Kita kembali ke kisah 10 orang kusta di kitab Injil. Memang tidak diceritakan apakah mereka menggerutu atau tidak dalam perjalanan. Namun kemungkinan seperti yang dialami oleh Naaman, ada kemungkinan 10 orang kusta ini juga mengeluh. Tetapi sekalipun hal itu terjadi, mereka tetap pergi seperti yang Yesus sampaikan kepada mereka. Mengapa?

1)   Ingin membuktikan apa kata orang yang selama ini mereka dengar tentang Yesus. Kesaksian orang lain, Yesus bisa menyembuhkan banyak orang dan banyak penyakit. Yesus punya kuasa untuk menyembuhkan dengan cepat dan hebat.

2)   Ingin coba dulu karena tidak ada salahnya mencoba. Ya siapa tahu coba kali ini berhasil. Yang penting bisa sembuh, apa saja akan dicoba.  

3)   Percaya pada kuasa Yesus. Sekalipun apa yang Yesus perintahkan tidak masuk di akal dan bahkan penuh misteri. Sebab mungkin saja sesampai di Yerusalem, mereka akan diperintahkan hal lain lagi oleh imam dan tidak langsung sembuh. Namun, percaya pada Yesus tanpa tapi, membuat hal-hal yang nampaknya sulit dipahami dan diterima menjadi tetap bisa dinikmati dan dijalani.

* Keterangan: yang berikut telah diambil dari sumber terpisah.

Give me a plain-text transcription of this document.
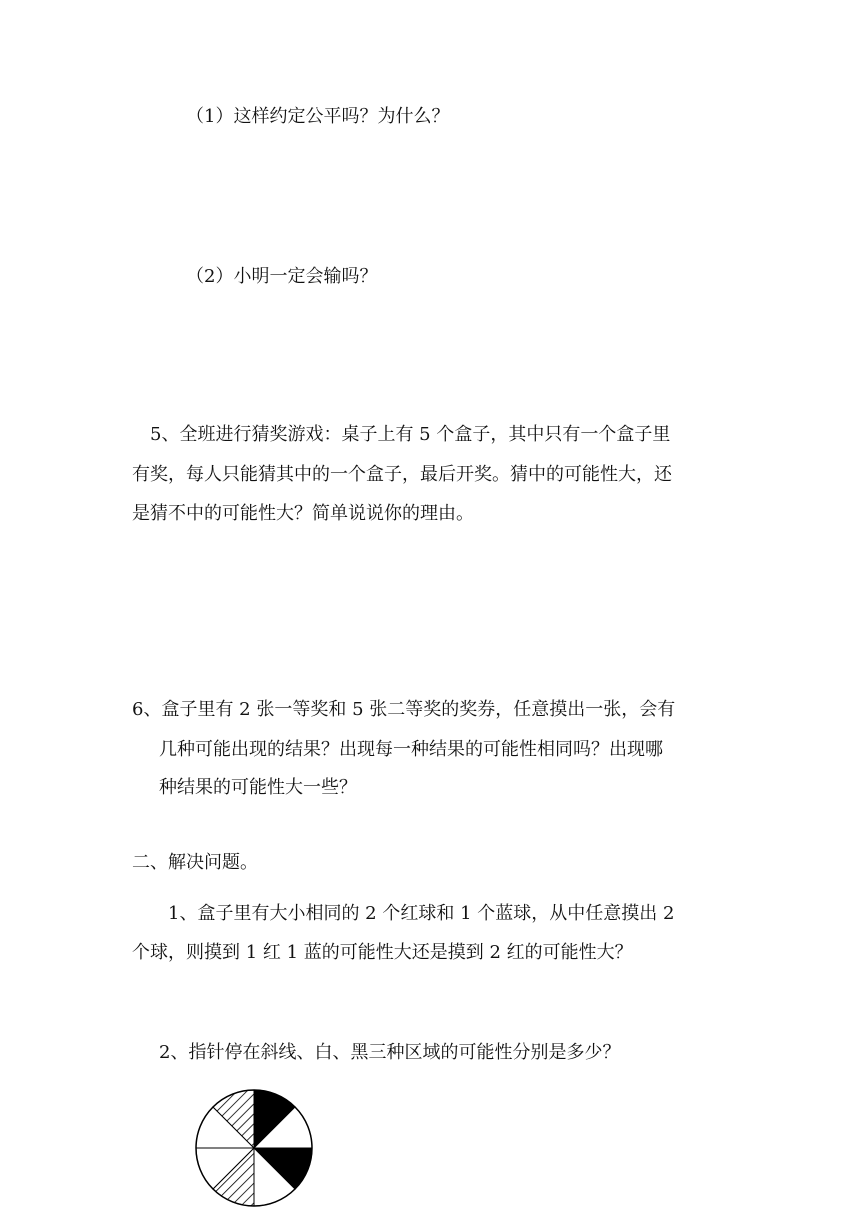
（1）这样约定公平吗？为什么？
（2）小明一定会输吗？
5、全班进行猜奖游戏：桌子上有 5 个盒子，其中只有一个盒子里
有奖，每人只能猜其中的一个盒子，最后开奖。猜中的可能性大，还
是猜不中的可能性大？简单说说你的理由。
6、盒子里有 2 张一等奖和 5 张二等奖的奖券，任意摸出一张，会有
几种可能出现的结果？出现每一种结果的可能性相同吗？出现哪
种结果的可能性大一些？
二、解决问题。
1、盒子里有大小相同的 2 个红球和 1 个蓝球，从中任意摸出 2
个球，则摸到 1 红 1 蓝的可能性大还是摸到 2 红的可能性大？
2、指针停在斜线、白、黑三种区域的可能性分别是多少？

Dan ternyata sekalipun awalnya Yesus tidak menyembuhkan mereka, namun ternyata sementara mereka di tengah jalan, mereka menjadi tahir alias sembuh. Kenapa Yesus tidak lakukan saja di awal ketika Ia berjumpa dengan mereka? Kenapa harus menyuruh mereka melakukan perintah dulu baru disembuhkan? Beberapa penafsir, menafsirkan karena Yesus mau mengajar mereka bahwa percaya pada Yesus bukan hanya keinginan dan perkataan semata, tetapi juga melalui tindakan.

Namun sayangnya, dari 10 orang yang disembuhkan, hanya 1 orang saja yang kembali untuk memuliakan Allah dan mengucap syukur. Hal ini memperlihatkan bahwa mengucap syukur itu sekalipun sederhana, namun mudah dilewatkan. Pertanyaannya kenapa hanya 1 orang yang kembali untuk mengucap syukur? Karena ia mengingat Allah. Ia sadar walaupun belum sampai ia di Yerusalem, namun penyembuhan yang ia terima tidak dapat dipungkiri adalah pekerjaan Allah. Saudaraku yang terkasih, dari kisah ini kita hendak belajar:

1.   Kita tidak bisa memaksa Allah memberi apa yang kita mau. Seperti 10 orang kusta atau Naaman yang tidak bisa memaksa Allah untuk langsung menyembuhkan mereka secara instan. Dari bacaan ini kita justru belajar bukan memaksa Allah mengikuti apa yang kita mau, tetapi kita belajar memaksa diri kita untuk mengikuti apa yang Tuhan mau.

2.   Percaya bukan hanya sebatas kata dan keinginan, namun juga tindakan. Tindakan percaya dengan mengikuti apa yang Tuhan mau akan mendatangkan kebaikan untuk kita.

3.   Jangan lupa untuk mengucap syukur pada Allah sebab sekalipun kita seringkali lupa akan kebaikanNya dan tidak setia kepadaNya, (2 Timotius 2 : 13) Dia tetap setia. Mengucap syukur itu perlu dibiasakan. Mulailah dari diri sendiri dan mulailah dalam keluarga kita.